Objective To characterize the clinical phenotype and genetic features of infantile-onset atypical hemolytic uremic syndrome (aHUS) caused by DGKE gene variants.
Methods One infant with aHUS (patient 1, the proband), admitted to Xi′an Children′s Hospital in June 2021, was investigated. Whole-exome sequencing (WES) was performed to identify candidate pathogenic variants, followed by validation using Sanger sequencing. Bioinformatics tools, including the Human Gene Mutation Database (HGMD, https: //www.hgmd.cf.ac.uk/), were used to determine whether the DGKE variant had been previously reported. The pathogenicity of the detected variant was classified according to the standards and guidelines for the interpretation of sequence variants issued by the American College of Medical Genetics and Genomics (ACMG). Amino acid conservation analysis and protein structural modeling were performed to evaluate the potential effect of the variant on protein structure and function, as well as its possible relevance to the clinical phenotype. A literature search was conducted using the keywords " DGKE" and " atypical hemolytic uremic syndrome" across CNKI, Wanfang Data, VIP, and PubMed databases, covering publications from January 1, 2021, to May 31, 2025. This study was approved by the Ethics Committee of Xi′an Children′s Hospital (Approval No. 20250040), and informed consent was obtained from the guardian of patient 1.
Results ①Patient 1, an 8-month-old female, presented with a 4-day history of diarrhea and gross hematuria. Initial laboratory evaluations revealed hematuria, nephrotic-range proteinuria, decreased hemoglobin (Hb), thrombocytopenia, and elevated levels of lactate dehydrogenase (LDH), urea, and creatinine, with serum complement C3 and C4 levels within the normal range. The patient was treated with plasma infusion (PI) and plasma exchange (PE), and has been followed up for over 4 years. During this period, she experienced two relapses, with persistent proteinuria but preserved renal function. ② WES identified a homozygous variant in exon 5 of the DGKE gene [NM_003647.3: c.839A>T(p.D280V)], which has not been previously reported in HGMD. According to the rating criteria of the ACMG Guidelines, the variant was classified as a variant of uncertain significance. Both parents, who were asymptomatic, were confirmed to be heterozygous carriers, consistent with autosomal recessive inheritance. In silico analyses predicted this variant to be pathogenic. Three-dimensional modeling of the DGKE protein indicated that the mutation induces structural abnormalities, potentially disrupting downstream signaling pathways. ③ Literature review: According to the literature search strategy designed in this study, 7 relevant articles on DGKE gene variant-associated aHUS in children were retrieved from domestic and international sources, involving a total of 19 aHUS cases. Together with patient 1, a total of 20 aHUS children were included in the analysis of clinical phenotypes and genetic characteristics of aHUS children with DGKE gene variants. Among these, 16 were male and 4 female; 19 cases had disease onset before 2 years of age. Fourteen patients presented with nephrotic-range proteinuria, 16 developed hypertension, 8 exhibited varying degrees of complement depletion, and 11 experienced one or two relapses during follow-up. Five patients died during the initial episode or relapse.

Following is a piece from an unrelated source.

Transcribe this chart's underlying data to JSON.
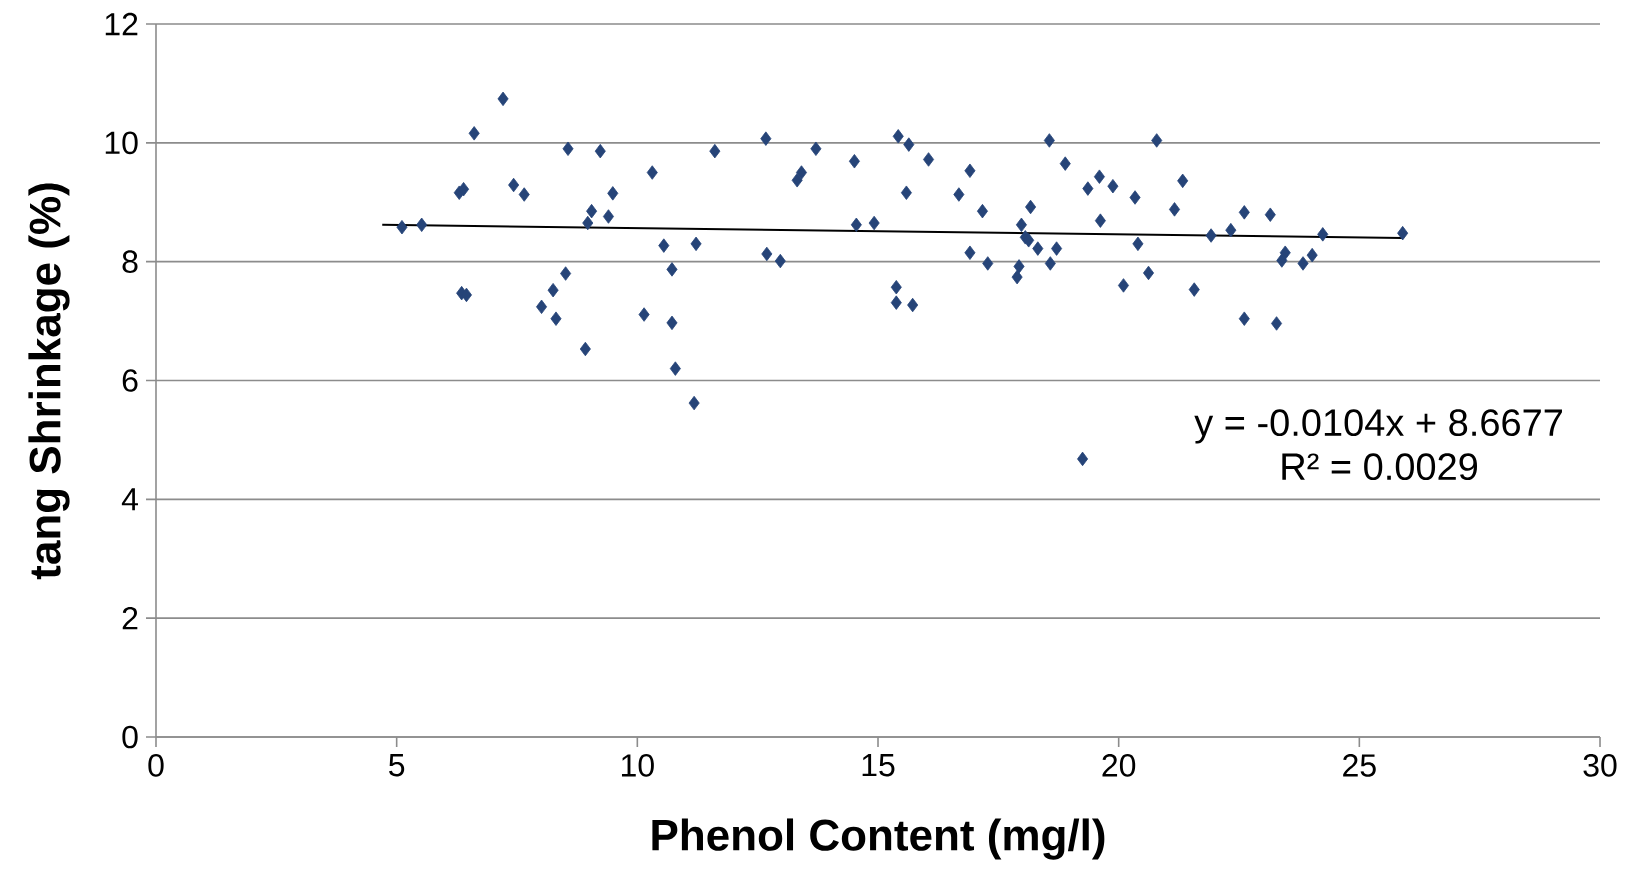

Conclusions This study identified that the homozygous variant c. 839A>T (p.D280V) in the DGKE gene is a previously unreported variant, which may cause infantile-onset aHUS, typically characterized by persistent proteinuria and a high risk of relapse. These findings expand the mutational spectrum of the DGKE gene and may enhance clinicians′ understanding, diagnosis, and management of DGKE-associated aHUS.